Jonathan White’s review published on Letterboxd:
This is my third watch now, and I still love it as much as the first; maybe even more. I haven’t reviewed it, really. I’ve written a few lines about my love, but that’s it. Usually when I write a review, I reflect and deconstruct a film. Often times it changes my perspective and perception. This is why I had apprehension about going through this process with Castaway on the Moon. I was afraid by analyzing, it would lose some of its wonderful charm.

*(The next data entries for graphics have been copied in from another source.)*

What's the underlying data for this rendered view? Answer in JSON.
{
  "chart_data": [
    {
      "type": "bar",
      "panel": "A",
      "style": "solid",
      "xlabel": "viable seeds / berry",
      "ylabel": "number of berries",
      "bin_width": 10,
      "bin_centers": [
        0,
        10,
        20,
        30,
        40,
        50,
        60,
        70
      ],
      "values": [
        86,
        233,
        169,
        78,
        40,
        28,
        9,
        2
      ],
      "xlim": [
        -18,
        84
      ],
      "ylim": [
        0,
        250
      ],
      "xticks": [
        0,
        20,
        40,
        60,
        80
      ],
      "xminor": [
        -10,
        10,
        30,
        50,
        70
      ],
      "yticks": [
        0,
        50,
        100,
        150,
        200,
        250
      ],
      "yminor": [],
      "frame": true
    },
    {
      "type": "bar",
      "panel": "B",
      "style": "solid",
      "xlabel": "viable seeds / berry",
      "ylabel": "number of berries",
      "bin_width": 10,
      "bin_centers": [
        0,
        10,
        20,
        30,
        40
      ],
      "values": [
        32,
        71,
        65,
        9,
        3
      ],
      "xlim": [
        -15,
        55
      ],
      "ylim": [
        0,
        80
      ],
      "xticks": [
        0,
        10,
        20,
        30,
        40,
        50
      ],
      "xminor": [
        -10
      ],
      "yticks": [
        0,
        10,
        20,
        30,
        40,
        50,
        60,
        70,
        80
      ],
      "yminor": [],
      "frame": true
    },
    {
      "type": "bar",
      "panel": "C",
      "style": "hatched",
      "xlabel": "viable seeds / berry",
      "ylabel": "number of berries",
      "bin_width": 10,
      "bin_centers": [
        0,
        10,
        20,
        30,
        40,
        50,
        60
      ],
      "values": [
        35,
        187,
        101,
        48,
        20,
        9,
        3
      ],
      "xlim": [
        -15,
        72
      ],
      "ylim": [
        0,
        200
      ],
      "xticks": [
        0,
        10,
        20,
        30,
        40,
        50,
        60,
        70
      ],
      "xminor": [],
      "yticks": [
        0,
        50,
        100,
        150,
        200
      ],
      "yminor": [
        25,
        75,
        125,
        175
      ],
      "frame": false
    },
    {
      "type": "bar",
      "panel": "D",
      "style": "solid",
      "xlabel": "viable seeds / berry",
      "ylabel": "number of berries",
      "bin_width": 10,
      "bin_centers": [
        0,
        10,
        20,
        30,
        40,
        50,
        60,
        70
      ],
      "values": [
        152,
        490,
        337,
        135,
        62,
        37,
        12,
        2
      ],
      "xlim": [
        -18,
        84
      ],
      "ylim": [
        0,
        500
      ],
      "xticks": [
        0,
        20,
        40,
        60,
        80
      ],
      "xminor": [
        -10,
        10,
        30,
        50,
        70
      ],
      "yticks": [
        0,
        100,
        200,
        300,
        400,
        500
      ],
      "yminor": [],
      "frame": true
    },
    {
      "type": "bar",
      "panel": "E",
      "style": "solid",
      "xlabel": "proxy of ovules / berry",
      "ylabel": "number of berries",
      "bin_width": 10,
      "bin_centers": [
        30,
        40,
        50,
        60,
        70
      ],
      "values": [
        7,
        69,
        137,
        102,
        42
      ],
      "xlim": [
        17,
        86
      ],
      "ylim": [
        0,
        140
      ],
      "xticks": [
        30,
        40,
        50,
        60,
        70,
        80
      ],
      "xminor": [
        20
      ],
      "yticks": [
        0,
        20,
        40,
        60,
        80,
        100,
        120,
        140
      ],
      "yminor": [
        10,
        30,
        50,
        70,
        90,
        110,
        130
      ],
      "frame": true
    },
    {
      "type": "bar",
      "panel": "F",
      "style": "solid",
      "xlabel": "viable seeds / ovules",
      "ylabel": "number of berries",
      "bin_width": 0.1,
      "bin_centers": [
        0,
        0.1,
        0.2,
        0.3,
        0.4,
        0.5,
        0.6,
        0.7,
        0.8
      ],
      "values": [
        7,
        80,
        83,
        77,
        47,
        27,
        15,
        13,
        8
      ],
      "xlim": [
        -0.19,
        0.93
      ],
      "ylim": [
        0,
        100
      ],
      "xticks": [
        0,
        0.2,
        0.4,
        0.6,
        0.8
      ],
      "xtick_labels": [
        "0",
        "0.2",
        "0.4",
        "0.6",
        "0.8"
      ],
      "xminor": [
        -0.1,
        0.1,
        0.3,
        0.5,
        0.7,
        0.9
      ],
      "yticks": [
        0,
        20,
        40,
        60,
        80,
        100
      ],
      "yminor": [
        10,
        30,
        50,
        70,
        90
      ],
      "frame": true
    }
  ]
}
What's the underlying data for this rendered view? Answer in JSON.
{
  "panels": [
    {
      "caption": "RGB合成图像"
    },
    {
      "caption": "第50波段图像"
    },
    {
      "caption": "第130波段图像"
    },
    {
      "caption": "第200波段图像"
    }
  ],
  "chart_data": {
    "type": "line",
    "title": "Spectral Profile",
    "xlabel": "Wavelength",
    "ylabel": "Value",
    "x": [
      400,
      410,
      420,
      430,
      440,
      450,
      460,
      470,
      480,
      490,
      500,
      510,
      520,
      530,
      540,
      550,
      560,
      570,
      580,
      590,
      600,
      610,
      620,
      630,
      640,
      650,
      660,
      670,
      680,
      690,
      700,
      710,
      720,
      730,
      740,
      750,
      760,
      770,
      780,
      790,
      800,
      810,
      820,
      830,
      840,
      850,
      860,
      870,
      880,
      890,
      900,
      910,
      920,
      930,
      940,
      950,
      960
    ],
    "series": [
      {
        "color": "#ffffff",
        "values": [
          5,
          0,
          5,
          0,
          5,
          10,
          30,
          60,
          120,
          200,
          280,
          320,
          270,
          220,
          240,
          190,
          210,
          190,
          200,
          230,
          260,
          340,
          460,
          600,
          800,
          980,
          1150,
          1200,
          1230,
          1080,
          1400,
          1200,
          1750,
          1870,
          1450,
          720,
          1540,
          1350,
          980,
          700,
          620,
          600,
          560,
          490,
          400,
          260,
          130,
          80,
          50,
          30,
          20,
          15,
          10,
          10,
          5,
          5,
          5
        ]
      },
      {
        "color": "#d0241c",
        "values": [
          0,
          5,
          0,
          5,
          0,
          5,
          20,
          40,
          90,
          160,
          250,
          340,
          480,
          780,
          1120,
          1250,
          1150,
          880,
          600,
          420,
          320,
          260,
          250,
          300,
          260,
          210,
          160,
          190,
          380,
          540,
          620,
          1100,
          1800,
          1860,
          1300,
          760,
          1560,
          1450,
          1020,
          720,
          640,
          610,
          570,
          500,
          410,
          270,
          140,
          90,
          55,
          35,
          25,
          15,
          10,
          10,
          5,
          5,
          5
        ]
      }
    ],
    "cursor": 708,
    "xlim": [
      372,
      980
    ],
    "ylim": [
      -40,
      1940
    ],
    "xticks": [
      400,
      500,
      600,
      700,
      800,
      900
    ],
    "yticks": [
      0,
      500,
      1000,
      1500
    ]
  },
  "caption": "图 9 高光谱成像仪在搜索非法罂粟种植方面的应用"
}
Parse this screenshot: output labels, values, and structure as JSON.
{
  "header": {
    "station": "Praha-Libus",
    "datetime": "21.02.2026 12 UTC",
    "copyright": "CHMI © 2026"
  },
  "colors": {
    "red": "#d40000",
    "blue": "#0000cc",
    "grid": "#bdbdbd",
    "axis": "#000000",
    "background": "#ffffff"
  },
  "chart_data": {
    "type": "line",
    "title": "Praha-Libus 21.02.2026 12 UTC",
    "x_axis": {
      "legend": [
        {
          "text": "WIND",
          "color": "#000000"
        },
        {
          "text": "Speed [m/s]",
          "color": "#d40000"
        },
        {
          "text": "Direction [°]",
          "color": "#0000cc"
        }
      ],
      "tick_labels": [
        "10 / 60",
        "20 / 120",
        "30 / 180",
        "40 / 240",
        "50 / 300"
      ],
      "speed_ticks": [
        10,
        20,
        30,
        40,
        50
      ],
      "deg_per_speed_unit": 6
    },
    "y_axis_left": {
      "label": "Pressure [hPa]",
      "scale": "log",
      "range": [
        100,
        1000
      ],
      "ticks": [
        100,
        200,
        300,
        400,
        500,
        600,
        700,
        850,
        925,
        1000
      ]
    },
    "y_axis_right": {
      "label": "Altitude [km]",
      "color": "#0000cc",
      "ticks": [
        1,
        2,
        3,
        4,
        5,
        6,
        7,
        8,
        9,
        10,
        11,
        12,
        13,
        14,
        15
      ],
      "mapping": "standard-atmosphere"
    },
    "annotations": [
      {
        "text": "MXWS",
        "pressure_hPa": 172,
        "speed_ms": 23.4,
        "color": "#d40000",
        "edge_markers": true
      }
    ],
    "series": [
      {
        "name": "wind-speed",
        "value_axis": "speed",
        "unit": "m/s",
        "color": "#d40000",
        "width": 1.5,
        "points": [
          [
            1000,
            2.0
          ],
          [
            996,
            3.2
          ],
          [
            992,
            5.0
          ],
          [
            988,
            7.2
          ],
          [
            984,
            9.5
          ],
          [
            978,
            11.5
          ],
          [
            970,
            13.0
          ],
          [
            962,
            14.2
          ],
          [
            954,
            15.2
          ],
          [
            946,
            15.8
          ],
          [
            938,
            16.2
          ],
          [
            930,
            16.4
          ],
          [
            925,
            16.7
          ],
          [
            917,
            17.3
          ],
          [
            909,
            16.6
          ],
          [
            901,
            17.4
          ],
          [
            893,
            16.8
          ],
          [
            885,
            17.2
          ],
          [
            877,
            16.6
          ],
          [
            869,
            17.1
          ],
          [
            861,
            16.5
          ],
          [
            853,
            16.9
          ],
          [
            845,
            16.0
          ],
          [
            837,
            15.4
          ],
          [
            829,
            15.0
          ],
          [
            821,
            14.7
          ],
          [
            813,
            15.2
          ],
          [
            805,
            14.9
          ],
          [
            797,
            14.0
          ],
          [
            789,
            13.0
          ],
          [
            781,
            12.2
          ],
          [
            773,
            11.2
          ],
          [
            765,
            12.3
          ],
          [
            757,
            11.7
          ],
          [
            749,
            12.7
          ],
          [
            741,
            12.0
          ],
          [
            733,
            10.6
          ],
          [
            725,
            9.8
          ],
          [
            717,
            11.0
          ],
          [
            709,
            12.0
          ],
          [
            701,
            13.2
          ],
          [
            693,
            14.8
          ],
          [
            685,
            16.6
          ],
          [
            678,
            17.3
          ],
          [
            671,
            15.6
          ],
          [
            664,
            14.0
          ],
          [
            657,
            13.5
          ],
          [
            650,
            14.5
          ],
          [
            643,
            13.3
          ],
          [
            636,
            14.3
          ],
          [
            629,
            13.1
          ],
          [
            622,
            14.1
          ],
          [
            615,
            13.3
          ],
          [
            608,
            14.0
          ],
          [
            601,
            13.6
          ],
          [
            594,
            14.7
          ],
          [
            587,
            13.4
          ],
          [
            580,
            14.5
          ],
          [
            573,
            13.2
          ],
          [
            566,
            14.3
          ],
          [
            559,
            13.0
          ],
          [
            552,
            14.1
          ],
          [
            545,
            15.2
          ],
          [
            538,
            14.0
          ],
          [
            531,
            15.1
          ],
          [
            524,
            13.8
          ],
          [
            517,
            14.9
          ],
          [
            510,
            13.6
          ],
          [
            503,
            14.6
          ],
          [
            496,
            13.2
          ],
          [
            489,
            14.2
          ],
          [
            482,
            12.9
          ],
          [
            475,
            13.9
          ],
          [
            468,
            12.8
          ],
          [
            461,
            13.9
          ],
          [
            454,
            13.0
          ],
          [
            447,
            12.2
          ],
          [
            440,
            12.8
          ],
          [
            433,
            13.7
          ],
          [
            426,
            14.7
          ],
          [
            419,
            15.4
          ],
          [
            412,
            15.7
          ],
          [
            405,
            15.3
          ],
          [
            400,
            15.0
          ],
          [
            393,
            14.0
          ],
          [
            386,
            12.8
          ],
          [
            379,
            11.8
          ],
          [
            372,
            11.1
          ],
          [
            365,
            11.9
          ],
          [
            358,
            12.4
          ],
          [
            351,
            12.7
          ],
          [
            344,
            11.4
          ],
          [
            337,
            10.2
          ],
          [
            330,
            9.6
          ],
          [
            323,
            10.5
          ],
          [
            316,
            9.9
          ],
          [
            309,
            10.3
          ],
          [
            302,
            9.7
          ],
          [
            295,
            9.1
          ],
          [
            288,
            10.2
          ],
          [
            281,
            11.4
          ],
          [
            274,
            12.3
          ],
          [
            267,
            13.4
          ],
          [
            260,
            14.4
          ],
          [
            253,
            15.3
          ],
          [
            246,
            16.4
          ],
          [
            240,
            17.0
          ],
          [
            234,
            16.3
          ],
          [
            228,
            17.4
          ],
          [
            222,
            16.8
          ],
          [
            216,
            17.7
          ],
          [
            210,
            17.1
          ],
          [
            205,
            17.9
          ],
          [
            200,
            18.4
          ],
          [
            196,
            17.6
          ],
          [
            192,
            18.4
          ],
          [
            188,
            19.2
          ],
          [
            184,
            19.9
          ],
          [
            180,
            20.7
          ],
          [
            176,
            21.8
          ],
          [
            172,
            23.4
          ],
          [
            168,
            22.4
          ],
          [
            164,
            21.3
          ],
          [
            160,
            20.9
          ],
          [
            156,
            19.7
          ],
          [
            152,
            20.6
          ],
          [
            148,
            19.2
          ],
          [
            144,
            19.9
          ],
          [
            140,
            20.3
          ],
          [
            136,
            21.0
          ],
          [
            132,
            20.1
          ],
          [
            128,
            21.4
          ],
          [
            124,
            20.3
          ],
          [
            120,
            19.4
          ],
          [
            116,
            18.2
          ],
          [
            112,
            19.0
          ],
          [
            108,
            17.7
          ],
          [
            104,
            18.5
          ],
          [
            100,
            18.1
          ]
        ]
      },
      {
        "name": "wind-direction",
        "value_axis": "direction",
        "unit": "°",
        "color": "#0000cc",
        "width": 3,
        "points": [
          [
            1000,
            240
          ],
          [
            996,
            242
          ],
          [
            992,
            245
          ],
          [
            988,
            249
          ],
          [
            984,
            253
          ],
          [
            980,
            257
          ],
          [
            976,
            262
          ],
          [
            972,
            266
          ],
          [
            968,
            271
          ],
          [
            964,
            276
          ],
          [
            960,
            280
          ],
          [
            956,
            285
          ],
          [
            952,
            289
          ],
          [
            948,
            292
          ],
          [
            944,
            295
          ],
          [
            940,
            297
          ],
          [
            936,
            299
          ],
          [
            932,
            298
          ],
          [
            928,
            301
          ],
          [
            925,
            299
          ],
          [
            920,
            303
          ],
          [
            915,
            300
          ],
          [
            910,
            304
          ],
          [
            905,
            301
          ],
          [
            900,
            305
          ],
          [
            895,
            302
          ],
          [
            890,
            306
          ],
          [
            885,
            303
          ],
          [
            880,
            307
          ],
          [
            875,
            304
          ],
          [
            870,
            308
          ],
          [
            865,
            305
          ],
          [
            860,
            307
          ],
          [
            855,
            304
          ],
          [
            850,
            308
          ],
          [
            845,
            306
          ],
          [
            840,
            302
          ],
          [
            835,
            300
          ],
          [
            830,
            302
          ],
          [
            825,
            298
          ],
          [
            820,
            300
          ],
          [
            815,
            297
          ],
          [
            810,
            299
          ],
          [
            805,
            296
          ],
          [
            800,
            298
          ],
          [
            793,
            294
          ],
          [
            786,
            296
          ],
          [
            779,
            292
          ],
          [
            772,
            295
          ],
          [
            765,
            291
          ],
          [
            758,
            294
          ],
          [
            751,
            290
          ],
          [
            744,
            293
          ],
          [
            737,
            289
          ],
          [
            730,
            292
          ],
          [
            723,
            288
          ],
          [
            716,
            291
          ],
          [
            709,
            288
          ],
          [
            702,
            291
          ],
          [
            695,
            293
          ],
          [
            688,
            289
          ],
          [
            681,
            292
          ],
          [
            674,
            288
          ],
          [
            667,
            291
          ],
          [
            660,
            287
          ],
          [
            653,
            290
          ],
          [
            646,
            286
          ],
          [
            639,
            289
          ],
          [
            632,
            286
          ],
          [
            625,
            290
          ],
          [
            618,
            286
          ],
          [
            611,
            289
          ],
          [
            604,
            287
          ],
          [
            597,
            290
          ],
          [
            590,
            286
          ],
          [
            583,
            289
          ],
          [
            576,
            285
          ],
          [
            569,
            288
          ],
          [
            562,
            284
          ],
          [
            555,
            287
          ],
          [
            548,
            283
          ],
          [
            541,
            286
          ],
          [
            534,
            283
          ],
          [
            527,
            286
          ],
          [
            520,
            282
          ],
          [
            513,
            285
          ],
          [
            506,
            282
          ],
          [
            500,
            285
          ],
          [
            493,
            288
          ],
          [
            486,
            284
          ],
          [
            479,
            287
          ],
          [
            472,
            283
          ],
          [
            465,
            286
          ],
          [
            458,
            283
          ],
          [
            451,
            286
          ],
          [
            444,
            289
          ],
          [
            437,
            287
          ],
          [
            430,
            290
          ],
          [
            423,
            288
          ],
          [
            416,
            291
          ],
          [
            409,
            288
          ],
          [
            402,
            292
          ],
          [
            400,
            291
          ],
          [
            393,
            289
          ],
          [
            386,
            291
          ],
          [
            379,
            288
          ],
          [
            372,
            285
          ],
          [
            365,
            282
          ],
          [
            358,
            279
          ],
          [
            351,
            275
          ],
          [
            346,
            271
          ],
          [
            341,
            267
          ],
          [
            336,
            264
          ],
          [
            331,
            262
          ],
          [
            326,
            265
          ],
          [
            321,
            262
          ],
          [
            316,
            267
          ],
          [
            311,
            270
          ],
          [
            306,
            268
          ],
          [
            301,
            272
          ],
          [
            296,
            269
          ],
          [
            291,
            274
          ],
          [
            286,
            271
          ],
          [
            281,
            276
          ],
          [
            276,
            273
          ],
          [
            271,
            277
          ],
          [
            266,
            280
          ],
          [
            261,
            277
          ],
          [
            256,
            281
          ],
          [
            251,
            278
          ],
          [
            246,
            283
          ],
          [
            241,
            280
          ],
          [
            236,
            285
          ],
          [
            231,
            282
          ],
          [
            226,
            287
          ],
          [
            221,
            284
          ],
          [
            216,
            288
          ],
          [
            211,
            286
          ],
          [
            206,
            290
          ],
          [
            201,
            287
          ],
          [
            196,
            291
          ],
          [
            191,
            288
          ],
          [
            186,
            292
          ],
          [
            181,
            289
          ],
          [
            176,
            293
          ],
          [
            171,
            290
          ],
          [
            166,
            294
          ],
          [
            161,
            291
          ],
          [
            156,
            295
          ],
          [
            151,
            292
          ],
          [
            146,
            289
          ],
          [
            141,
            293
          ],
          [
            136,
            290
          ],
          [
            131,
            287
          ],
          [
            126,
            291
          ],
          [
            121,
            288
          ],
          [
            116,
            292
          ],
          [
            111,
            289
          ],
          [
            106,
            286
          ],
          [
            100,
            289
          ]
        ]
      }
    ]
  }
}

An argument could be put forth that Castaway on the Moon is a clever commentary on modern sociological problems, increasing dependency on technology, and how we are all becoming more alone. I think to view the film with that critical mindset would do nothing but diminish it. While all those components are there, I don’t think they are the ones director/writer Lee Hey-jun wanted us to ‘see’, he simply wanted us to relate to, and feel for, his two lonely protagonists. Mission accomplished. 100%.
Lee has created one of the most original contrivances for a well worn genre, and his execution is absolutely perfect in every way. He blends bitterness, hopelessness, hope, and joy in a uniquely touching and funny way. Lee doesn’t beg for laughs, but they come. Not big ones, rather gentle knowing chuckles. He doesn’t beg for tears, but they come, not in gushes, but maybe in a tiny drop or two. Lee simply lets his story unfold for us to judge.
What I did notice on this viewing is that in one of the most climatic ‘overcoming all obstacles’ scenes was completely devoid of score. Only after it completed were we rewarded with some simple strains just to let us know we were right. Simple touches like this abound throughout the film, and demonstrate that Lee really knows his craft.
Cheers to the Letterboxd community, particularly the Matriarch of Castaway on the Moon: Simone, for spreading the word and bringing this completely unknown film, even in its native land, to so many. It’s a particular joy that is not often felt. To quote from my original non-review; ‘A perfect gem.’